Cuando Germán se excusó y me deseó buenas
noches, sospeché que mi ex amiga me iba a echar a patadas y a decirme que no
volviese jamás. "Ahí viene", pensé. El beso de la muerte. Marina
sonrió finamente, sarcástica.
-Pareces un pato
mareado -dijo.
Gracias -repliqué, esperando algo peor.
-¿Vas a contarme
qué demonios hacías aquí?
Sus ojos brillaban
al fuego. Sorbí el resto del caldo y bajé la mirada.
-La verdad es que
no lo sé... dije. Supongo que..., qué sé
yo... Sin duda mi aspecto lamentable ayudó, porque Marina se acercó y me palmeó
la mano.
-Mírame -ordenó.
Así lo hice. Me
observaba con una mezcla de compasión y simpatía.
–No estoy enfadada contigo, ¿me oyes? -dijo.

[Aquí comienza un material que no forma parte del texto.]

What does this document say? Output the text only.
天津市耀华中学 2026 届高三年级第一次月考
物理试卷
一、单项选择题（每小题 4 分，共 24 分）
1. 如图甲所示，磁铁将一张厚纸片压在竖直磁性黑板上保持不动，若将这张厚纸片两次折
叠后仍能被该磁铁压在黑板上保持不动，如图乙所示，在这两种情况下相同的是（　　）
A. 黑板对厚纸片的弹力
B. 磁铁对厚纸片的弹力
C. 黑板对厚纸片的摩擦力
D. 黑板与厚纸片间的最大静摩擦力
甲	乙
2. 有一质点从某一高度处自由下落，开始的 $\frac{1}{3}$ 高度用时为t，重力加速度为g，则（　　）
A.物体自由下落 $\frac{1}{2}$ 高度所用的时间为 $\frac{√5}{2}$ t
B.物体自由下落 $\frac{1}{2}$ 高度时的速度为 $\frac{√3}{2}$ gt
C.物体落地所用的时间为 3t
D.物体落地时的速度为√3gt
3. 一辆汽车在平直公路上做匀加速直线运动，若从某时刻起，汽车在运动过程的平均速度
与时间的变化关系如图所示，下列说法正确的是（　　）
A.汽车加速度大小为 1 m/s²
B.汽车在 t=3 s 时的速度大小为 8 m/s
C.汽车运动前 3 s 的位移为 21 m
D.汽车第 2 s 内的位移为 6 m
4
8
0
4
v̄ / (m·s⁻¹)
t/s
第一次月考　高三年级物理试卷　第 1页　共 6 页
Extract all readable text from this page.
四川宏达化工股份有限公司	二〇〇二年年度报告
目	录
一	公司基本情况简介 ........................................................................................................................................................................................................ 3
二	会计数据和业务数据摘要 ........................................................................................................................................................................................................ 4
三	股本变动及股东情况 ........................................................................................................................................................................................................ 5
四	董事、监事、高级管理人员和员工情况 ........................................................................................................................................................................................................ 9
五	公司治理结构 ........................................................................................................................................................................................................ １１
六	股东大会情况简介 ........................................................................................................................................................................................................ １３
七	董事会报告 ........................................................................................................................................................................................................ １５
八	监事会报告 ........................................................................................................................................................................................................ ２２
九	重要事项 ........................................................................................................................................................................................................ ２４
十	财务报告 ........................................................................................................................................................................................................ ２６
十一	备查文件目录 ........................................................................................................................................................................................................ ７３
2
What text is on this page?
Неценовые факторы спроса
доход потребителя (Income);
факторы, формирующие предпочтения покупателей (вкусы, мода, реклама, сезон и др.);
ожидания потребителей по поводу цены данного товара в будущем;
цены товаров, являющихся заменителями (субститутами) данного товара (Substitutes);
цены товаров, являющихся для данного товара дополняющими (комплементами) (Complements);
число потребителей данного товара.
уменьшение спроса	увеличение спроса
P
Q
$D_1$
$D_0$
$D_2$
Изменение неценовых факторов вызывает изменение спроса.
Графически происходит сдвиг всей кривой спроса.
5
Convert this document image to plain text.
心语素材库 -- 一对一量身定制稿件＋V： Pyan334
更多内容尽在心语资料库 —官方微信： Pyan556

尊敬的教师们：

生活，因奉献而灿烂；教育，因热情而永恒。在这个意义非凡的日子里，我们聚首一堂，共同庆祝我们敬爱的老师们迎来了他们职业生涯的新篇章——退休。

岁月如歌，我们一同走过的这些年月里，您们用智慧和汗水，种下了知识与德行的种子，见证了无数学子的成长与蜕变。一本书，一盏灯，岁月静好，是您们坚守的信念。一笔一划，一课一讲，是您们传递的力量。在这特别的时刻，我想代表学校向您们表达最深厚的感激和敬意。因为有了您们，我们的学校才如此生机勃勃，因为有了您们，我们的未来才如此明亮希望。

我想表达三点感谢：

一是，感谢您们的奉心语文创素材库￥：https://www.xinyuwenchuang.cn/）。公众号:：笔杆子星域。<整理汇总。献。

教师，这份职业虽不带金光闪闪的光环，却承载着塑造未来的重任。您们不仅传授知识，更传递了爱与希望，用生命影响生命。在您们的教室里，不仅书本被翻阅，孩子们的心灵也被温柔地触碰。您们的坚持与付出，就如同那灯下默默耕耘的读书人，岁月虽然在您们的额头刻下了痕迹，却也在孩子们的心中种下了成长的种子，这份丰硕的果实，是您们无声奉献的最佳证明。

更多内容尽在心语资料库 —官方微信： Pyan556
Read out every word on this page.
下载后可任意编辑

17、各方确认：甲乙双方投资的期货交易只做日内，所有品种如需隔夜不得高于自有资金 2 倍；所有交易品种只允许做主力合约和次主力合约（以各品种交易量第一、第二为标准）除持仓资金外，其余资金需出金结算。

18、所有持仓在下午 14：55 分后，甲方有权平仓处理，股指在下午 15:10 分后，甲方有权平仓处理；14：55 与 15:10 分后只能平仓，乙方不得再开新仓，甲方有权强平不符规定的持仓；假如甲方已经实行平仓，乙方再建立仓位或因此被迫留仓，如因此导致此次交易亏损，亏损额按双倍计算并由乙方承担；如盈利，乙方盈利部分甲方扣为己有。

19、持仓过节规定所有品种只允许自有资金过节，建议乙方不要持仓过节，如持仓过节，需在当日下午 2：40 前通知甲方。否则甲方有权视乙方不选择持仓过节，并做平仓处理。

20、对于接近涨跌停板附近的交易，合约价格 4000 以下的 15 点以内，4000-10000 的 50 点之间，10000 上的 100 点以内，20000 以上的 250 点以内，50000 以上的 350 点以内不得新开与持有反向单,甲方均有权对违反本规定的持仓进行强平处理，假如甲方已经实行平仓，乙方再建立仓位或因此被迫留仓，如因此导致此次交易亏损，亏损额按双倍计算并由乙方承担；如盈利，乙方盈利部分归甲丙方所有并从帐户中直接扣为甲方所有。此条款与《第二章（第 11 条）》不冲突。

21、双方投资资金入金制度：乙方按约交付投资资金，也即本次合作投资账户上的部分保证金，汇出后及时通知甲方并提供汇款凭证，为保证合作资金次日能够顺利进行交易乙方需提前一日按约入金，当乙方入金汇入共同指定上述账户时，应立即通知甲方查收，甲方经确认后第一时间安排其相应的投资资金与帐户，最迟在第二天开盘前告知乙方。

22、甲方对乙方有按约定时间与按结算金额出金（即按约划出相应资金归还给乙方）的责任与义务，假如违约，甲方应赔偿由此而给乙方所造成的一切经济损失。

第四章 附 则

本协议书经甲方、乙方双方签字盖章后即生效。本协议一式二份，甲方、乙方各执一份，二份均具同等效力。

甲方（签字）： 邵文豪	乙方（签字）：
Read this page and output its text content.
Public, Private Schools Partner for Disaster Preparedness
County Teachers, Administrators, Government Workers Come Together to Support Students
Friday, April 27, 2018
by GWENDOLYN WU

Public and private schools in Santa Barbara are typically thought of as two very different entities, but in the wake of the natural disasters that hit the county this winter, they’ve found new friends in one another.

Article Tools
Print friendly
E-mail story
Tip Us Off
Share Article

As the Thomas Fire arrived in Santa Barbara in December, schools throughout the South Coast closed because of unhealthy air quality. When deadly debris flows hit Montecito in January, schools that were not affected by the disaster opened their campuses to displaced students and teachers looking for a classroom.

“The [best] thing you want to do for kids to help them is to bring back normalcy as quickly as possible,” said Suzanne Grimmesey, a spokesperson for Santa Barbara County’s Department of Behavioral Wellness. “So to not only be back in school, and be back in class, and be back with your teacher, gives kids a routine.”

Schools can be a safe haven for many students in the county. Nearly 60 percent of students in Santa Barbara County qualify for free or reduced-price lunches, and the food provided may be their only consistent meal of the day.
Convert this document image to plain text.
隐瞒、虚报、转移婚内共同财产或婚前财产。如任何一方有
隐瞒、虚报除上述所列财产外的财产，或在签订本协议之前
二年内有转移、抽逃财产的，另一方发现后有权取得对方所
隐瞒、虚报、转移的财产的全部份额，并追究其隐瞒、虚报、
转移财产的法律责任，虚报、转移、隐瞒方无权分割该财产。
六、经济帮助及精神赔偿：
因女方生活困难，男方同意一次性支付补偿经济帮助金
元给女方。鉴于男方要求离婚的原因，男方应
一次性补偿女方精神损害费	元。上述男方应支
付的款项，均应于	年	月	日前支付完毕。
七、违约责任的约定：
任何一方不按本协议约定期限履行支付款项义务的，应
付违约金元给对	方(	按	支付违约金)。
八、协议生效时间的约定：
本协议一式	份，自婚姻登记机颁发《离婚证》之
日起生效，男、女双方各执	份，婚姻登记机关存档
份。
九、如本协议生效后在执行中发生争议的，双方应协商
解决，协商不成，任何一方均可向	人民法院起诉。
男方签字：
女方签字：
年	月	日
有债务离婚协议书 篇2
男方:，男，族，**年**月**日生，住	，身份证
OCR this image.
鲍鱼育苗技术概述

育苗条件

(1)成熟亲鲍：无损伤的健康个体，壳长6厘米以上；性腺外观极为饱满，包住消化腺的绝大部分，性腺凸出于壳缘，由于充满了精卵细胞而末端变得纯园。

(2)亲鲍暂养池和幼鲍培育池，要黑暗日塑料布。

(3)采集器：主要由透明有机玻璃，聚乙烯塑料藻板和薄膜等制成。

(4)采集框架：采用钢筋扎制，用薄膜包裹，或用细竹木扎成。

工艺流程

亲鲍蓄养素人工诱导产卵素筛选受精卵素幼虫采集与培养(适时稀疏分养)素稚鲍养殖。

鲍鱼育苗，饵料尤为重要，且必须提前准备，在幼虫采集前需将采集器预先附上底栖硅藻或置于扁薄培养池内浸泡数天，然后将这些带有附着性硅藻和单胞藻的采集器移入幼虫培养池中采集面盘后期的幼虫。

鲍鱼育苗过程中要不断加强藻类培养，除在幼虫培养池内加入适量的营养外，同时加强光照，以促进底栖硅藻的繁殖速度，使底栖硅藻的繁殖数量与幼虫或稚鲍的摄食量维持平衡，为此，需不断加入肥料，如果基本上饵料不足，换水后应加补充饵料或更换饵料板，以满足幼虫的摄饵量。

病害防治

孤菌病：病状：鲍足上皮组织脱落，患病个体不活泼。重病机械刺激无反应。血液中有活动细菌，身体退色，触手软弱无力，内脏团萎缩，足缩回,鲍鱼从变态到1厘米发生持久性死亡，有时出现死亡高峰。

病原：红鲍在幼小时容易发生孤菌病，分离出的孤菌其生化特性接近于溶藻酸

Es que me ha sorprendido verte aquí,
así, sin avisar. Todos los lunes acompaño a Germán al médico, al hospital de San
Pablo, por eso estábamos fuera. No es un buen día para visitas.
Estaba avergonzado.
-No volverá a
suceder prometí.
Me disponía a
explicarle a Marina la extraña aparición que había creído presenciar cuando
ella se rió sutilmente y se inclinó para besarme en la mejilla. El roce de sus
labios bastó para que se me secase la ropa al instante. Las palabras se me
perdieron rumbo a la lengua. Marina advirtió mi balbuceo mudo.
-¿Qué? preguntó.
La contemplé en
silencio y negué con la cabeza.
-Nada.
Enarcó la ceja,
como si no me creyese, pero no insistió.
-¿Un poco más de
caldo? -preguntó, incorporándose.
-Gracias.
Marina tomó mi
tazón y fue hasta la cocina para rellenarlo. Me quedé junto al hogar, fascinado
por los retratos de la dama en las paredes. Cuando Marina regresó, siguió mi
mirada.
-La mujer que
aparece en todos esos retratos... -empecé.
-Es mi madre dijo Marina.
Sentí que invadía
un terreno resbaladizo.
-Nunca había visto
unos cuadros así. Son como... fotografías del alma.
Marina asintió en
silencio.
-Debe de tratarse
de un artista famoso -insistí. Pero
nunca había visto nada igual.
Marina tardó en responder.
-Ni lo verás. Hace
casi dieciséis años que el autor no pinta un cuadro. Esta serie de retratos fue
su última obra.
-Debía de conocer
muy bien a tu madre para poder retratarla de ese modo -apunté.
Marina me miró
largamente.
Sentí aquella misma
mirada atrapada en los cuadros.
-Mejor que nadie -respondió. Se casó con ella.